Source code for azure.ai.ml.entities._job.job

# ---------------------------------------------------------
# Copyright (c) Microsoft Corporation. All rights reserved.
# ---------------------------------------------------------
import json
import traceback
from abc import abstractclassmethod, abstractmethod
import logging
from os import PathLike
from pathlib import Path
from typing import Dict, Optional, Type, Union
from azure.ai.ml._utils.utils import load_yaml, dump_yaml_to_file
from azure.ai.ml.constants import (
    BASE_PATH_CONTEXT_KEY,
    CommonYamlFields,
    JobType,
    PARAMS_OVERRIDE_KEY,
    JobServices,
)
from azure.ai.ml.entities._mixins import RestTranslatableMixin, TelemetryMixin
from azure.ai.ml.entities._resource import Resource
from azure.ai.ml._restclient.v2022_02_01_preview.models import (
    JobService,
    JobBaseData,
    JobType as RestJobType,
)
from azure.ai.ml._restclient.runhistory.models import Run
from azure.ai.ml.entities._util import find_type_in_override
from azure.ai.ml.entities._job.job_errors import JobParsingError, PipelineChildJobError
from .pipeline._component_translatable import ComponentTranslatableMixin

from azure.ai.ml._ml_exceptions import ErrorTarget, ErrorCategory, ValidationException, JobException
from collections import OrderedDict

from azure.ai.ml._utils._html_utils import to_html, make_link

module_logger = logging.getLogger(__name__)


def _is_pipeline_child_job(job: JobBaseData) -> bool:
    # pipeline child job has no properties, so we can check through testing job.properties
    # if backend has spec changes, this method need to be updated
    return job.properties is None


[docs]class Job(Resource, RestTranslatableMixin, ComponentTranslatableMixin, TelemetryMixin):
    """Base class for job, can't be instantiated directly.

    :param name: Name of the resource.
    :type name: str
    :param display_name: Display name of the resource.
    :type display_name: str
    :param description: Description of the resource.
    :type description: str
    :param tags: Tag dictionary. Tags can be added, removed, and updated.
    :type tags: dict[str, str]
    :param properties: The job property dictionary.
    :type properties: dict[str, str]
    :param experiment_name:  Name of the experiment the job will be created under, if None is provided, experiment will be set to current directory.
    :type experiment_name: str
    :param services: Information on services associated with the job.
    :type services: dict[str, JobService]
    :param compute: Information on compute resources associated with the job.
    :type compute: str
    :param kwargs: A dictionary of additional configuration parameters.
    :type kwargs: dict
    """

    def __init__(
        self,
        name: str = None,
        display_name: str = None,
        description: str = None,
        tags: Dict = None,
        properties: Dict = None,
        experiment_name: str = None,
        compute: str = None,
        services: Dict[str, JobService] = None,
        **kwargs,
    ):
        self._type = kwargs.pop("type", JobType.COMMAND)
        self._status = kwargs.pop("status", None)
        self._log_files = kwargs.pop("log_files", None)

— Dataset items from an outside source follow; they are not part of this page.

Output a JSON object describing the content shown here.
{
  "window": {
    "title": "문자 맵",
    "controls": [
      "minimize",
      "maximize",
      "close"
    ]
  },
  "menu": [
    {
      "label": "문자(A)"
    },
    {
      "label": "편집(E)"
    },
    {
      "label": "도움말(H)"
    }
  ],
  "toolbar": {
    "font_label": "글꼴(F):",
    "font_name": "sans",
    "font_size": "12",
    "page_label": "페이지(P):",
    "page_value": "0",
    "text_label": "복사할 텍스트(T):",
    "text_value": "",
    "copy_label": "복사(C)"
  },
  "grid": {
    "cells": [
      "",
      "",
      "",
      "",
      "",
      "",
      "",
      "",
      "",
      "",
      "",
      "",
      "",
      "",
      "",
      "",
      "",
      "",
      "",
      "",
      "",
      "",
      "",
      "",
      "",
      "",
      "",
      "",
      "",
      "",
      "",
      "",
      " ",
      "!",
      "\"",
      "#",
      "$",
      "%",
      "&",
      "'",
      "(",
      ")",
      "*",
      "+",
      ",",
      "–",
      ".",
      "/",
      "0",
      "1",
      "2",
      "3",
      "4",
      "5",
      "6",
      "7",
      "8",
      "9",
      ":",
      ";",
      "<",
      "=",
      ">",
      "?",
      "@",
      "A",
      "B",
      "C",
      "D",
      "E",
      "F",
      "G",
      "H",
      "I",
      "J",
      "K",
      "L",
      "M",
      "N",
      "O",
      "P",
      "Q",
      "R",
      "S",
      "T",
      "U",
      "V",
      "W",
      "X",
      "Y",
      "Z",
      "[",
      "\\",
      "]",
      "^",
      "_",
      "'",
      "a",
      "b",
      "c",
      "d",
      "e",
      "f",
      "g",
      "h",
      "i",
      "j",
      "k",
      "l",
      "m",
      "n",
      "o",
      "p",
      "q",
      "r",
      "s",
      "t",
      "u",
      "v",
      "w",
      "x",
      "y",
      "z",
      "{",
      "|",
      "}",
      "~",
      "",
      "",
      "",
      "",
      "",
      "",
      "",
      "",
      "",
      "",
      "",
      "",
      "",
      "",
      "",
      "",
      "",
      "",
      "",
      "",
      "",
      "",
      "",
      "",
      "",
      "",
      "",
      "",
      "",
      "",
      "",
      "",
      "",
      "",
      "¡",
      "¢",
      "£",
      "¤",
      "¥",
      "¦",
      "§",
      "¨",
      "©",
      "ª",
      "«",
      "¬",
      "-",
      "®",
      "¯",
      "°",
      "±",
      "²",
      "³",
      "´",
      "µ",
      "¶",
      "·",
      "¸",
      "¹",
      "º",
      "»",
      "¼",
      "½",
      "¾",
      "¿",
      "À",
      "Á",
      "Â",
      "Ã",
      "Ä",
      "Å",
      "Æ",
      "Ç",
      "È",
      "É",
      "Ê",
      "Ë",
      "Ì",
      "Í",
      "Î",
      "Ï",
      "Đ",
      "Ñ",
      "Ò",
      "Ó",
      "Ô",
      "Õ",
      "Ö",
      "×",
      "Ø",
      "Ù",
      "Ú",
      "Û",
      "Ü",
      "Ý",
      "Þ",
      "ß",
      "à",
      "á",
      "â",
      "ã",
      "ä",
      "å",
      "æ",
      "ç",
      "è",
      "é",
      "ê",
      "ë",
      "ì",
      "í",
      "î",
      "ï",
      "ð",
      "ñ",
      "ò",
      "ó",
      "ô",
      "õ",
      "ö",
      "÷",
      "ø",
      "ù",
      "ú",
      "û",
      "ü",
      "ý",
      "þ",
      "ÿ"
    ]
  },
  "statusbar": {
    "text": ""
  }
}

        super().__init__(name=name, description=description, tags=tags, properties=properties, **kwargs)

        self.display_name = display_name
        self.experiment_name = experiment_name
        self.compute = compute
        self.services = services

    @property
    def type(self) -> Optional[str]:
        """Type of the job, supported are 'command' and 'sweep'.

        :return: Type of the job.
        :rtype: str
        """
        return self._type

    @property
    def status(self) -> Optional[str]:
        """Status of the job.

        Common values returned include "Running", "Completed", and "Failed".

        .. note::

            * NotStarted - This is a temporary state client-side Run objects are in before cloud submission.
            * Starting - The Run has started being processed in the cloud. The caller has a run ID at this point.
            * Provisioning - Returned when on-demand compute is being created for a given job submission.
            * Preparing - The run environment is being prepared:
                * docker image build
                * conda environment setup
            * Queued - The job is queued in the compute target. For example, in BatchAI the job is in queued state
                 while waiting for all the requested nodes to be ready.
            * Running - The job started to run in the compute target.
            * Finalizing - User code has completed and the run is in post-processing stages.
            * CancelRequested - Cancellation has been requested for the job.
            * Completed - The run completed successfully. This includes both the user code and run
                post-processing stages.
            * Failed - The run failed. Usually the Error property on a run will provide details as to why.
            * Canceled - Follows a cancellation request and indicates that the run is now successfully cancelled.
            * NotResponding - For runs that have Heartbeats enabled, no heartbeat has been recently sent.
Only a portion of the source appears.